Il Vaticano sottolinea anche che “i percorsi di educazione all’affettività e alla sessualità, nell’orizzonte di una positiva e prudente educazione sessuale, che vengono proposti ai ragazzi man mano che cresce la loro età non dovranno limitarsi al solo orizzonte dell’amore tout court, poiché questo, nell’interpretazione culturale dominante, viene compreso principalmente come amore romantico, ma andranno inseriti in una chiara visione coniugale dell’amore, inteso come reciproco donarsi degli sposi, come un saper amare e un saper lasciarsi amare, come uno scambio reciproco di affetto e di accoglienza incondizionata, come un saper gioire e un saper soffrire per l’altro”. E ancora: “Nonostante tutto il sostegno che la Chiesa può offrire alle coppie in crisi, ci sono, tuttavia, situazioni in cui la separazione è inevitabile. A volte può diventare persino moralmente necessaria, quando appunto si tratta di sottrarre il coniuge più debole, o i figli piccoli, alle ferite più gravi causate dalla prepotenza e dalla violenza, dall’avvilimento e dallo sfruttamento, dall’estraneità e dall’indifferenza. Comunque deve essere considerata come estremo rimedio, dopo che ogni altro ragionevole tentativo si sia dimostrato vano”.

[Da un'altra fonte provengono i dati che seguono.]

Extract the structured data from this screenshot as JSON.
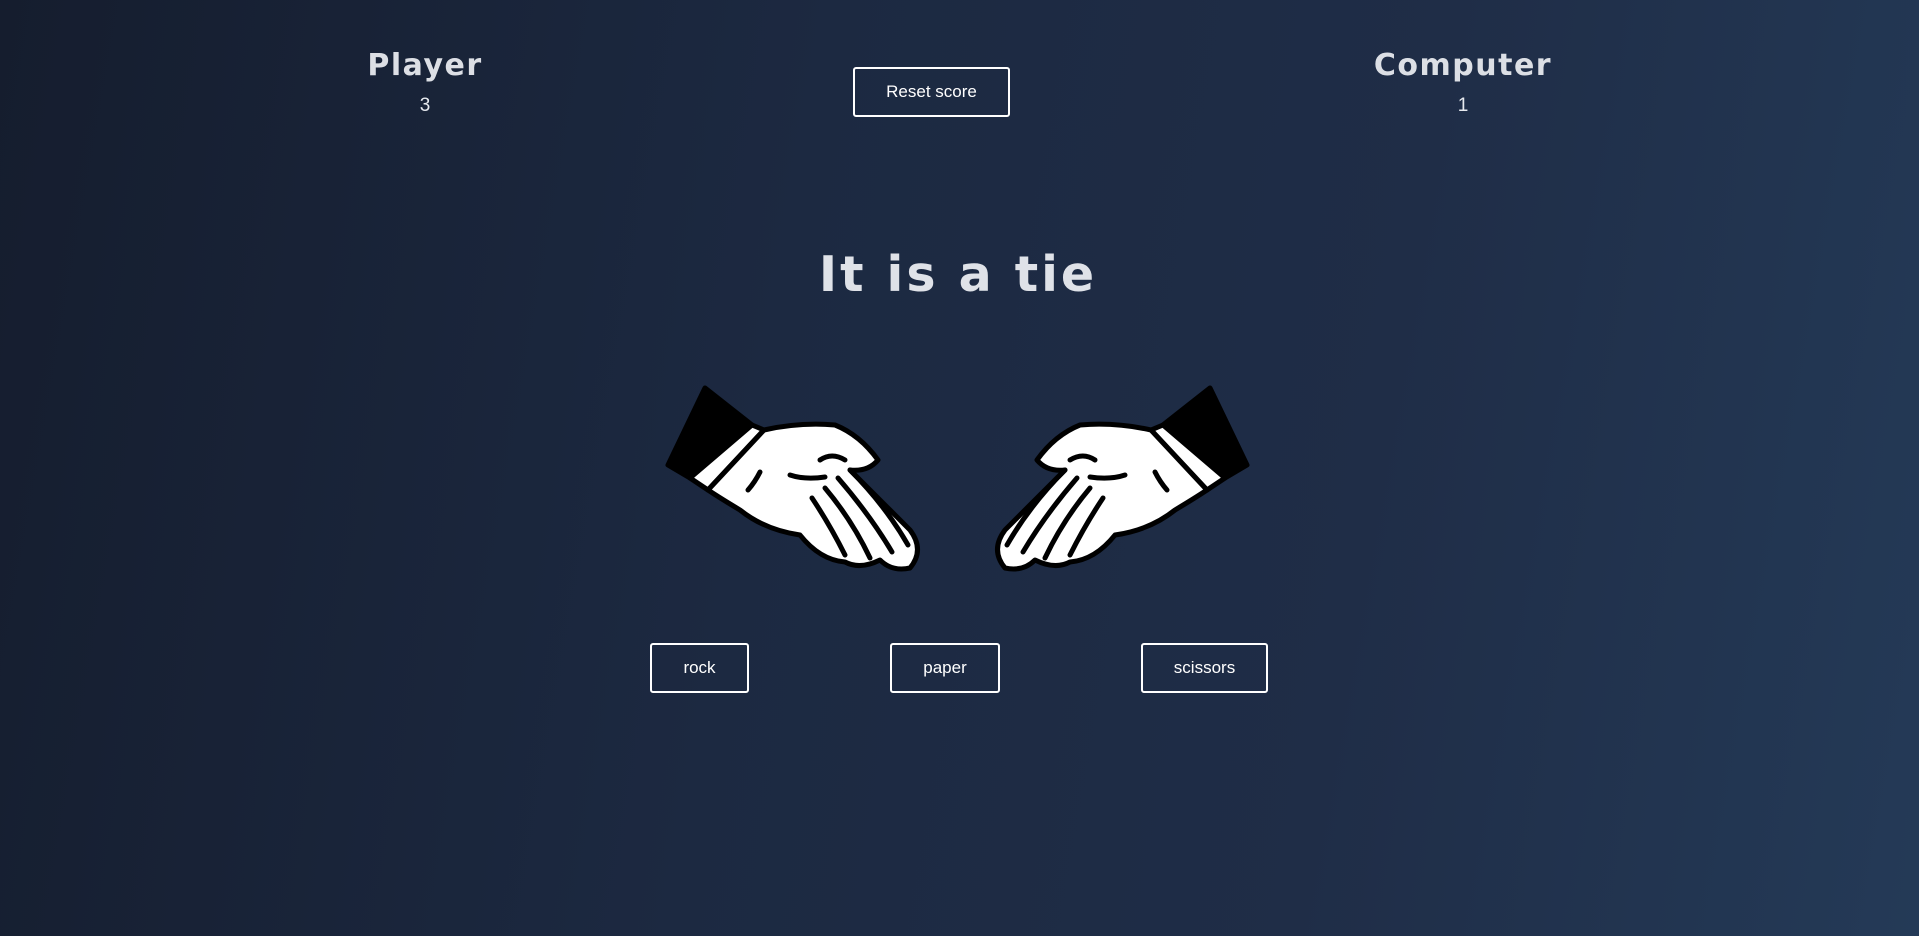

Nella sua prefazione al documento, Bergoglio spiega le motivazioni che hanno portato alla stesura di questo itinerario: “Emergeva qui senza mezzi termini la seria preoccupazione per il fatto che, con una preparazione troppo superficiale, le coppie vanno incontro al rischio reale di celebrare un matrimonio nullo o con basi così deboli da ‘sfaldarsi’ in poco tempo e non saper resistere nemmeno alle prime inevitabili crisi. Questi fallimenti portano con sé grandi sofferenze e lasciano ferite profonde nelle persone. Esse restano disilluse, amareggiate e, nei casi più dolorosi, finiscono persino per non credere più nella vocazione all’amore, inscritta da Dio stesso nel cuore dell’essere umano. C’è dunque anzitutto un dovere di accompagnare con senso di responsabilità quanti manifestano l’intenzione di unirsi in matrimonio, affinché siano preservati dai traumi delle separazioni e non perdano mai fiducia nell’amore”.

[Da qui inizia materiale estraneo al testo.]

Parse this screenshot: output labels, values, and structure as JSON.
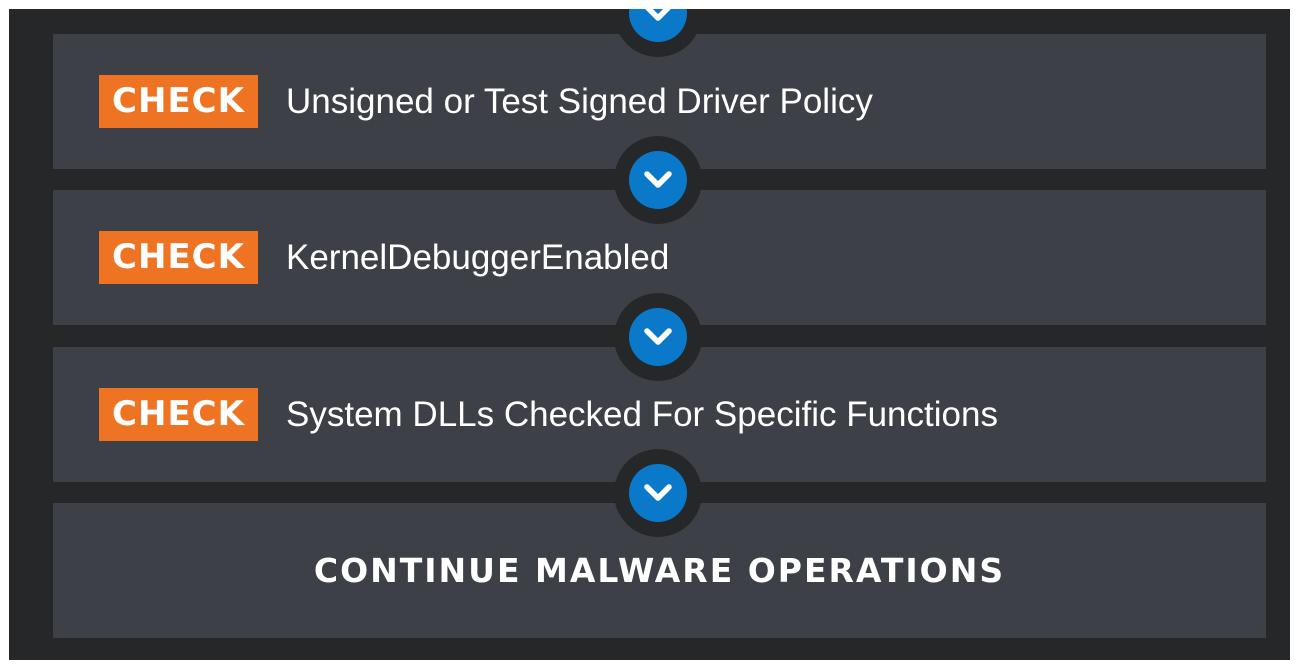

“Ma – aggiunge il Papa – c’è anche un sentimento di giustizia che dovrebbe animarci. La Chiesa è madre, e una madre non fa preferenze fra i figli. Non li tratta con disparità, dedica a tutti le stesse cure, le stesse attenzioni, lo stesso tempo. Dedicare tempo è segno di amore: se non dedichiamo tempo a una persona è segno che non le vogliamo bene. Questo mi viene in mente tante volte quando penso che la Chiesa dedica molto tempo, alcuni anni, alla preparazione dei candidati al sacerdozio o alla vita religiosa, ma dedica poco tempo, solo alcune settimane, a coloro che si preparano al matrimonio. Come i sacerdoti e i consacrati, anche i coniugi sono figli della madre Chiesa, e una così grande differenza di trattamento non è giusta. Le coppie di sposi costituiscono la grande maggioranza dei fedeli, e spesso sono colonne portanti nelle parrocchie, nei gruppi di volontariato, nelle associazioni, nei movimenti. Sono veri e propri custodi della vita, non solo perché generano i figli, li educano e li accompagnano nella crescita, ma anche perché si prendono cura degli anziani in famiglia, si dedicano al servizio delle persone con disabilità e spesso a molte situazioni di povertà con cui vengono a contatto”. “Perciò, – conclude Francesco – per dare concretezza a questa urgente necessità, ho raccomandato di attuare un vero catecumenato dei futuri nubendi, che includa tutte le tappe del cammino sacramentale: i tempi della preparazione al matrimonio, della sua celebrazione e degli anni immediatamente successivi”.